SYD BALL IS testament to the benefits of sticking to your guns. Now hailed as a prophetic genius and one of the greatest South Australian artists, Ball was originally ridiculed when he gave Australian audiences one of their first tastes of hard-edged abstract art in the 1960s.
The 76-year-old is back in his hometown, at the Samstag Museum, with Sydney Ball: The Colour Paintings 1963-2007, which includes the Canto paintings which caused a furore when Ball exhibited them at the Museum of Modern Art Australia, Melbourne, in 1965. Ball’s perfect circles with bands of colour did not impress many locals who preferred their pictures to be more accessible. The uproar surprised Ball, who had just returned from New York, where artists such as Mark Rothko, Willem de Kooning and Robert Motherwell were leading the charge in abstract expressionism. But Antipodean attitudes weren’t about to stop him. “I thought, ‘this is what I do. I’m not going to stop just because people don’t like it’,” he says.

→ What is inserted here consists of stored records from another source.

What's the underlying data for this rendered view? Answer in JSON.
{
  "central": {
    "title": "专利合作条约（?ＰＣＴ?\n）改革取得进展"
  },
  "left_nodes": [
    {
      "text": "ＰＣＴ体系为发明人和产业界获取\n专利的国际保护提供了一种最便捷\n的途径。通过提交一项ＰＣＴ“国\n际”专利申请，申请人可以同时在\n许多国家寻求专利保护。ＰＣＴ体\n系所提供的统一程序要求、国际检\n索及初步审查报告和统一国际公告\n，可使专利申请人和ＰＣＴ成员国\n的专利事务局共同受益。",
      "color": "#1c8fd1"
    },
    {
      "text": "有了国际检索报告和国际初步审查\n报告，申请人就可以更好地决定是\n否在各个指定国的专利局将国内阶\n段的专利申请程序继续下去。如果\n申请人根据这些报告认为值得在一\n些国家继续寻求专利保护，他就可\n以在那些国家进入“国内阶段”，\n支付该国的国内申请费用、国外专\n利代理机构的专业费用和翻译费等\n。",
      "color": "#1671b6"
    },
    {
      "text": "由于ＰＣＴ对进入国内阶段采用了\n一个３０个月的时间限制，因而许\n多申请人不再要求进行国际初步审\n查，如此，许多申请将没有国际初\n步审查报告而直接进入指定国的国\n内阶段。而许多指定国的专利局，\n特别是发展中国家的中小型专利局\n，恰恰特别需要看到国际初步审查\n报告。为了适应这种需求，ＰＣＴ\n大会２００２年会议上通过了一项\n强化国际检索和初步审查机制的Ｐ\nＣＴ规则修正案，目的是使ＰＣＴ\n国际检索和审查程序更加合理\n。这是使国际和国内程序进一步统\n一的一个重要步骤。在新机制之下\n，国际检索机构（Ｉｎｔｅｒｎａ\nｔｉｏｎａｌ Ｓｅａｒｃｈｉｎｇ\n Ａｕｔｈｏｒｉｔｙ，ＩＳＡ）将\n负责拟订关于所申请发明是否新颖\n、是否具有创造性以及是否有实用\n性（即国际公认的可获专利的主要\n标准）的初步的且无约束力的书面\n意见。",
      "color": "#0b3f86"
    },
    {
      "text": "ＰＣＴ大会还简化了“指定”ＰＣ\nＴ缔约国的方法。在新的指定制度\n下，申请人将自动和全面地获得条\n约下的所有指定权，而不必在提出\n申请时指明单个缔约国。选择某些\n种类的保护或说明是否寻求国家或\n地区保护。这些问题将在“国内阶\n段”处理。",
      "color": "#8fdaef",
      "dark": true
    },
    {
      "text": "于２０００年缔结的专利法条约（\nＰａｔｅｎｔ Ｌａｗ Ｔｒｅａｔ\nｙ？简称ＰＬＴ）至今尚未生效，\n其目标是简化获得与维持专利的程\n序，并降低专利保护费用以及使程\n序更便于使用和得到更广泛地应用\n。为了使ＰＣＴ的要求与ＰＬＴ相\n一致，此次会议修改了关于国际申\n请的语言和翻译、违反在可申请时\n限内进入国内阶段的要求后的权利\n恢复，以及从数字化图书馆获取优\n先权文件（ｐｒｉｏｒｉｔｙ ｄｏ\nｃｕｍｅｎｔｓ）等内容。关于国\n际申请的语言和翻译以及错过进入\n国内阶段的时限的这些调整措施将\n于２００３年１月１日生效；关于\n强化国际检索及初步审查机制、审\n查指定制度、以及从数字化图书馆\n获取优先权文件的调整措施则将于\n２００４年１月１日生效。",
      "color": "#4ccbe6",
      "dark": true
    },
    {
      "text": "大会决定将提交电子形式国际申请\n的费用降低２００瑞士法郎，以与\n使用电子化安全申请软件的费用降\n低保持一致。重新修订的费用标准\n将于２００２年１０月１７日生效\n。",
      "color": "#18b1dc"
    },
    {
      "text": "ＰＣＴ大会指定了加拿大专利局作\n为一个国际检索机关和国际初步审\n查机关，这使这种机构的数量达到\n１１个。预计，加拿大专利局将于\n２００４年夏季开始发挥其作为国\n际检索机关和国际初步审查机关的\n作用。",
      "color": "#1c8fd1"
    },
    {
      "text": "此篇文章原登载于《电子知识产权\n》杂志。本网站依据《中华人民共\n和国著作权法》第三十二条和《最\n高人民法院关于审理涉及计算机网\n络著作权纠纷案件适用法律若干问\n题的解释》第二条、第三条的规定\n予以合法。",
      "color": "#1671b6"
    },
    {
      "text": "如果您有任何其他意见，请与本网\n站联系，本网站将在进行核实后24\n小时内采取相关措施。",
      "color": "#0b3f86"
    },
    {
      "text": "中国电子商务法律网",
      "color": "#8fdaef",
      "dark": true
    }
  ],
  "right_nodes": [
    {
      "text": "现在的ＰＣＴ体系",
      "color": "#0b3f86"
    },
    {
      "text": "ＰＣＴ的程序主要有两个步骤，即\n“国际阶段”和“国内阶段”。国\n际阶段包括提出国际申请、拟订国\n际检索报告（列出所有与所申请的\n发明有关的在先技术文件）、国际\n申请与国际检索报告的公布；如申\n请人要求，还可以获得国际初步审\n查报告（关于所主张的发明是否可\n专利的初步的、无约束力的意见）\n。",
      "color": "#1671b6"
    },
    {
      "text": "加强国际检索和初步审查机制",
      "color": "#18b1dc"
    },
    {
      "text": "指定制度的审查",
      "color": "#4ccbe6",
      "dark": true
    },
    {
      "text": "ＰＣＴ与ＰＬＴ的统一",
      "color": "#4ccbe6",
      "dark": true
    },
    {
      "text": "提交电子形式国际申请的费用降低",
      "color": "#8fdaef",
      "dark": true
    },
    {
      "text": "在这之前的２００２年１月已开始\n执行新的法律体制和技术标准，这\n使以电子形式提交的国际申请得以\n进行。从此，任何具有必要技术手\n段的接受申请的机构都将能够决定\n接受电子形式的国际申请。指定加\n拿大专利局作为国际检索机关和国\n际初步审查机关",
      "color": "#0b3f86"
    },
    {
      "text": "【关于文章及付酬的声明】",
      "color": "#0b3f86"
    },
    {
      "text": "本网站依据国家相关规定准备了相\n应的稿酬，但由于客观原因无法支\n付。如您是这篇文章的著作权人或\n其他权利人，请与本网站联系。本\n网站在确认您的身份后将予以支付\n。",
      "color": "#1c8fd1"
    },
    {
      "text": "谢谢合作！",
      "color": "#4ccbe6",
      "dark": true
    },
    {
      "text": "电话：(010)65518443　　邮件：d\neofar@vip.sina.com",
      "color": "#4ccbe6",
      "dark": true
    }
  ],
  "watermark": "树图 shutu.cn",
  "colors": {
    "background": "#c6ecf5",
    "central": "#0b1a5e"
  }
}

Ball went on to become one of Australia’s most acclaimed artists. His investigations into colour – “it underlies everything I’ve done” – influenced the work of younger artists, especially in SA, where from 1965 to 1969 he taught at the SA School of Art.
The Samstag retrospective, curated by Anne Loxely for Penrith Regional Gallery, starts with the Canto series, painted between 1964 and 1966, moves on to the general abstraction of the Modular and Stain works of 1968 to 1979, and ends with Ball’s return to flat-colour in the Structure series, begun in 2002. Sydney Ball: The Colour Paintings 1963-2007, at the Samstag Museum until January 29.